The House Armed Services Committee (HASC) unveiled a fiscal year 2019 defense authorization bill April 25 that would require the Air Force to replace the E-8C JSTARS ground-surveillance aircraft with a new plane and speed up buying a successor to the EC-130H Compass Call electronic-attack aircraft.

The Air Force has argued that a new JSTARS aircraft, also known as the JSTARS recapitalization, would not be survivable in contested environments and that a better approach would be developing and fielding a new Advanced Battle Management System (ABMS) that fuses threat information from various airborne and other sensors. 

An E-8C Joint Surveillance Target Attack Radar System (JSTARS) aircraft. Photo: Air Force.
An E-8C Joint Surveillance Target Attack Radar System (JSTARS) aircraft. Photo: Air Force.
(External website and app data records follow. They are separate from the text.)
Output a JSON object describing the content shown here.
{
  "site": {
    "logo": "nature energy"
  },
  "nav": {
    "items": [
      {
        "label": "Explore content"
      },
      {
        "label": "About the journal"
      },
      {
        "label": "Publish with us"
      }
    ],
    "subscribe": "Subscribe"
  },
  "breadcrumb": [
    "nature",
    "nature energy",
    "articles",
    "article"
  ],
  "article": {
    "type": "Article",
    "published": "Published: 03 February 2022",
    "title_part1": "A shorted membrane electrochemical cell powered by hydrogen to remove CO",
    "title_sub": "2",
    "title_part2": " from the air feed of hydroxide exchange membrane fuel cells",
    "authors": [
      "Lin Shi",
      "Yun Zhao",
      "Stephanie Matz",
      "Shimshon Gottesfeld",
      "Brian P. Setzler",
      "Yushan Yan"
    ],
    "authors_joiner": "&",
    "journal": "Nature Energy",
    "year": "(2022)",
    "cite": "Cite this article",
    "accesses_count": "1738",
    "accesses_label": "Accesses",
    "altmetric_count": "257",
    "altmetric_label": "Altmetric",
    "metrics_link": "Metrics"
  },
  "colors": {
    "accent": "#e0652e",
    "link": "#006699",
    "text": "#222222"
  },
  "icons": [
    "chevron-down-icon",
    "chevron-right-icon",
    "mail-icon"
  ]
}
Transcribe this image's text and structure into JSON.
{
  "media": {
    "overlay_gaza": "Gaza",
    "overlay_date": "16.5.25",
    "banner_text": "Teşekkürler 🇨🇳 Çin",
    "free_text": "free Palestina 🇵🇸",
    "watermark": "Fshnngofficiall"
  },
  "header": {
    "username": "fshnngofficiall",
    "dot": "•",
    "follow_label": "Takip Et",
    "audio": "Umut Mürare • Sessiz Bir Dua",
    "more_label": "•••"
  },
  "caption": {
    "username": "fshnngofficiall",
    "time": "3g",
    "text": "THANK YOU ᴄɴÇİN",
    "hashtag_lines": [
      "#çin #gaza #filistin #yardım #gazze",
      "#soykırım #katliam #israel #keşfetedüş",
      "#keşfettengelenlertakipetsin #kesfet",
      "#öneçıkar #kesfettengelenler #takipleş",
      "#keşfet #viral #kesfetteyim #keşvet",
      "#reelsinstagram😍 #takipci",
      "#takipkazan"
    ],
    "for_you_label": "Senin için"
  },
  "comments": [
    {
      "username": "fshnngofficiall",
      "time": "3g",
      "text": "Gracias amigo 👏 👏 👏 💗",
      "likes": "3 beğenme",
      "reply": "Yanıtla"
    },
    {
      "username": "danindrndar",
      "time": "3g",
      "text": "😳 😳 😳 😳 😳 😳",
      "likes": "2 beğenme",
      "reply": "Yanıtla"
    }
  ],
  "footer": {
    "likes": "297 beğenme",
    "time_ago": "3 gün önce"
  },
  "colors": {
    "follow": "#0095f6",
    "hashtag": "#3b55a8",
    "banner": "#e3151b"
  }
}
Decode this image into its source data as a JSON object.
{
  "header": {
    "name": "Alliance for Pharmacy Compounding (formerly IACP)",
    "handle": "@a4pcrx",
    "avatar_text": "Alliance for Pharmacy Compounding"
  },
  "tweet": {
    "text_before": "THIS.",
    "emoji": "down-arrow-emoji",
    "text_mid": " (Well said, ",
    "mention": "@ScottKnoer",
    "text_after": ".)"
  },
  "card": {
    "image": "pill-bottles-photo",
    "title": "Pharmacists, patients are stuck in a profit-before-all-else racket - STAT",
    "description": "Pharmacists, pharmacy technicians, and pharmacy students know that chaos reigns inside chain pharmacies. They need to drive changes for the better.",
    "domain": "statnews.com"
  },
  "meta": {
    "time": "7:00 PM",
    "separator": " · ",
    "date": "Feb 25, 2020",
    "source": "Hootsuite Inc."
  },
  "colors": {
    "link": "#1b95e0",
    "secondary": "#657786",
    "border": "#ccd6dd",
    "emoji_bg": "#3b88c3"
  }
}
But HASC members concluded that a new JSTARS would still have an important role to play in future conflicts. They also have expressed doubt that the still-to-be-defined ABMS will be ready when the existing JSTARS is retired in the mid-2020s

The HASC bill would allow the ABMS effort to proceed but would freeze half of its funding until the Air Force awards a JSTARS recap contract.

“We’re allowing them to do both” programs, a HASC staffer told reporters.

Due to congressional opposition to its proposal, the Air Force said in February that it would continue reviewing industry bids for the replacement plane at least until the matter is resolved (Defense Daily, Feb. 13).

The three recap competitors are Boeing [BA], Lockheed Martin [LMT] and Northrop Grumman [NOC]. Under the recap, the aging E-8C, a modified Boeing 707 jetliner, would be replaced by a modified civil jet.

The HASC bill also would allow the Air Force to retire only one of the three JSTARS aircraft that the service proposed to sideline in FY 2019. The fate of the other two would depend on when the new aircraft is put under contract. According to committee staffers, lawmakers want to avoid significantly shrinking the existing 16-plane fleet without a follow-on program in place.

Lawmakers are also concerned that the Air Force’s plan to buy one new EC-37 Compass Call aircraft a year to replace the aging EC-130H is not economically efficient and may jeopardize the Compass Call mission. They would prefer to buy at least two planes a year, according to HASC aides, who noted that industry could build up up to four annually.

The EC-37 is a modified General Dynamics [GD] Gulfstream G550 business jet. The program, whose system integrator is L3 Technologies [LLL], underwent a preliminary design review in September (Defense Daily, Oct. 13).

The Air Force intends to buy 10 EC-37s to replace 14 Compass Calls, which disrupt enemy command-and-control communications. The first EC-37 is slated for delivery in late 2021.

The HASC’s subcommittees are slated to mark up the authorization bill April 26. The full committee is scheduled to consider the legislation May 9.

The Senate Armed Services Committee has not yet announced its markup schedule.